Why Argentines mourned the death of a hateful fictional character

Dra Alcira Pignata's Twitter profile picture Image copyright Alcira Pignata/Twitter
Image caption Any resemblance to anyone?

She was rude, fascist and utterly implacable, and yet her "death" stormed social media in Argentina.

Dr Alcira Pignata, a 64-year-old who on her profile looked incredibly similar to former US General Attorney Janet Reno - she always assured followers that it was her actual picture - announced her "death" after listening President Cristina Fernandez de Kirchner on national TV.

"That's it, I let myself die. I close the account. It is over. They win," was her final tweet.

Thousands tweeted her back, begging her not to "die". Many couldn't believe the news, while others decided sarcasm was the best answer. "Hashtags at half-staff if Pignata's death is confirmed," joked cartoonist Bernardo Erlich on his twitter account.

Dr Pignata was a fictional Twitter character created by an anonymous person in 2010 and over the years Argentineans have grown quite fond of her - she had more than 186,000 followers. Right-wingers liked her frank talk, and left-wingers liked to laugh at an exaggeration of an extreme conservative.

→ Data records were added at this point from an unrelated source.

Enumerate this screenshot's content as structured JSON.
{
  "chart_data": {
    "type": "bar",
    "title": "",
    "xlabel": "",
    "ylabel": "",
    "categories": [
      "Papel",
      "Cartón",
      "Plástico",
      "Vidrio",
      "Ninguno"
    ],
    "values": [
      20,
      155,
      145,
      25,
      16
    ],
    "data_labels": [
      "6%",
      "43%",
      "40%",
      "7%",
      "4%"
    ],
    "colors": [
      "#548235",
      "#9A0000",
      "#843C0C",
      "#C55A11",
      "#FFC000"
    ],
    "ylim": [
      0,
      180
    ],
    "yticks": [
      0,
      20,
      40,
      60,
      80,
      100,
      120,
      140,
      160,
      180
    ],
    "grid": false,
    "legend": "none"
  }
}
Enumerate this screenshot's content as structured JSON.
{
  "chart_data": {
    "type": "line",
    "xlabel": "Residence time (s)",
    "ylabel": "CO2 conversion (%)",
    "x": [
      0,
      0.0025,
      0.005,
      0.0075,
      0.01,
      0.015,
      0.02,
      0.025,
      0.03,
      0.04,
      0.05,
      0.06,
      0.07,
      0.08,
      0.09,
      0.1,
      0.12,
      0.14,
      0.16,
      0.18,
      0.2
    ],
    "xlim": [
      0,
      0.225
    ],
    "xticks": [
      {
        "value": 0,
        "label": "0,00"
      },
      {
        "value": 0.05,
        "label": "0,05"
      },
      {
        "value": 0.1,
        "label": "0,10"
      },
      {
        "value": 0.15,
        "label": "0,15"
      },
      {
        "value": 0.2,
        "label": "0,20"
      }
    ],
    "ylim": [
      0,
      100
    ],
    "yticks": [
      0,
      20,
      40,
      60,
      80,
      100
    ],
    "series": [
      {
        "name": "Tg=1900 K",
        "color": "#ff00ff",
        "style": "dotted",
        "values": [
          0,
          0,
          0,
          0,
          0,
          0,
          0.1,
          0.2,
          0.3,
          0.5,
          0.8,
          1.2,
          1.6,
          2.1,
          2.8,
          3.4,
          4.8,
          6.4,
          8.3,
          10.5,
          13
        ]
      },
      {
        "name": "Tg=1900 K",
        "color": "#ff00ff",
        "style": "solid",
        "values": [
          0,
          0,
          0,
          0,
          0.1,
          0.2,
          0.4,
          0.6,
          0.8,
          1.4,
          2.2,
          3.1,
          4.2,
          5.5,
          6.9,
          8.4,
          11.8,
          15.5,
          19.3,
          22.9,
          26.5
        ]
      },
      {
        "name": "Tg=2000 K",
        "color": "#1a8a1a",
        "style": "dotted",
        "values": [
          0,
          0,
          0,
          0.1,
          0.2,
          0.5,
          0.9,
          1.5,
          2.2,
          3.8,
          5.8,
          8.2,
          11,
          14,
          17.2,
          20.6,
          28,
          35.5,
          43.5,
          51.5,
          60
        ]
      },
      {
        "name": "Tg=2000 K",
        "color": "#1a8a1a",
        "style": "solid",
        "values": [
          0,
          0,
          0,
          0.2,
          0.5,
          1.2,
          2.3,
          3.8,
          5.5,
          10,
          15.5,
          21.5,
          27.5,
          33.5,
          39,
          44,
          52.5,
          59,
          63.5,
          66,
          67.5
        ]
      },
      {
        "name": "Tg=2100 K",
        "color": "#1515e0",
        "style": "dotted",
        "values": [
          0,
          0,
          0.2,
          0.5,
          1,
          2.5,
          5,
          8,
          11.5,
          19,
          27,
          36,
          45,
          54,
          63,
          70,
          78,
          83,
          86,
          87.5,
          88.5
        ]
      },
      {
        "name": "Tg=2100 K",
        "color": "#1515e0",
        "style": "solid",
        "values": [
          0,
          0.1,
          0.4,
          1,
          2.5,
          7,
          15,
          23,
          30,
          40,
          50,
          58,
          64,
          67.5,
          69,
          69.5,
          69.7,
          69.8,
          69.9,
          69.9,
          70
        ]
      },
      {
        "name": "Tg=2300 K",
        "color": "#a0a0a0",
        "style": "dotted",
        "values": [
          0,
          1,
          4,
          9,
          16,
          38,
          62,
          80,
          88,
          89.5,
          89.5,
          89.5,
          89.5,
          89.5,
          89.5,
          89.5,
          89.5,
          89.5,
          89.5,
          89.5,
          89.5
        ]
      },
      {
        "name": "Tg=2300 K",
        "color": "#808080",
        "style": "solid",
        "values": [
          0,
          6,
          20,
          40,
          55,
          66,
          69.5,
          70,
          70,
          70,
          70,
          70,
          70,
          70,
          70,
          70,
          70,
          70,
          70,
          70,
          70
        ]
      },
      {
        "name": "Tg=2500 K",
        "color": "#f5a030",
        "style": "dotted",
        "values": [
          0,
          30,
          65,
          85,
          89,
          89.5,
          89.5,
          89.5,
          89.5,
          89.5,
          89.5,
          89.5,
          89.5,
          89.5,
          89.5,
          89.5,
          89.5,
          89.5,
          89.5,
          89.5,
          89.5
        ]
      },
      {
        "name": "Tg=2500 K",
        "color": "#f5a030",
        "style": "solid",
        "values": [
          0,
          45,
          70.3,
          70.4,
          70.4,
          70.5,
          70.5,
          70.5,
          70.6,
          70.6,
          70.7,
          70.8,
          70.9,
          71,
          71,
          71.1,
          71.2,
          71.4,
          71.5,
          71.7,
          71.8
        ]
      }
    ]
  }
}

"The biggest banknote in our country is worth US$10. We are Mozambique," Dr Pignata tweeted. "It took three days to realise that there was another door into Nisman's apartment. We deserve a thousand years of Kirchnerism," she recently commented after the announcement of the mysterious death of prosecutor Alberto Nisman.

Image copyright La Mirada Acida/Twitter
Image caption "The statue to commemorate Dr Pignata is ready in Cordoba"

Pignata fought tirelessly for the return of a dictatorship and she constantly railed against gays, Muslims, black people and liberals, not to mention Peronism, the working-class political movement based on the legacy of former president Juan Domingo Peron.

She tapped into a frustration with politicians and for many, she became an unofficial opposition after presidential speeches. "Where is Dr Pignata? There is a public broadcast and I need her tweets to stand it," one fan wrote.

"She represents the stereotype of a vast group of Argentineans," said Ingrid Beck, editor of satire magazine Barcelona. "She is the wealthy fascist that mistreats people. We laugh a lot, but many of the things she says you can hear in real life from elderly upper-class women."

Is it really comedy? "I'd rather take her as parody than as a statement, otherwise I would not laugh," Beck said.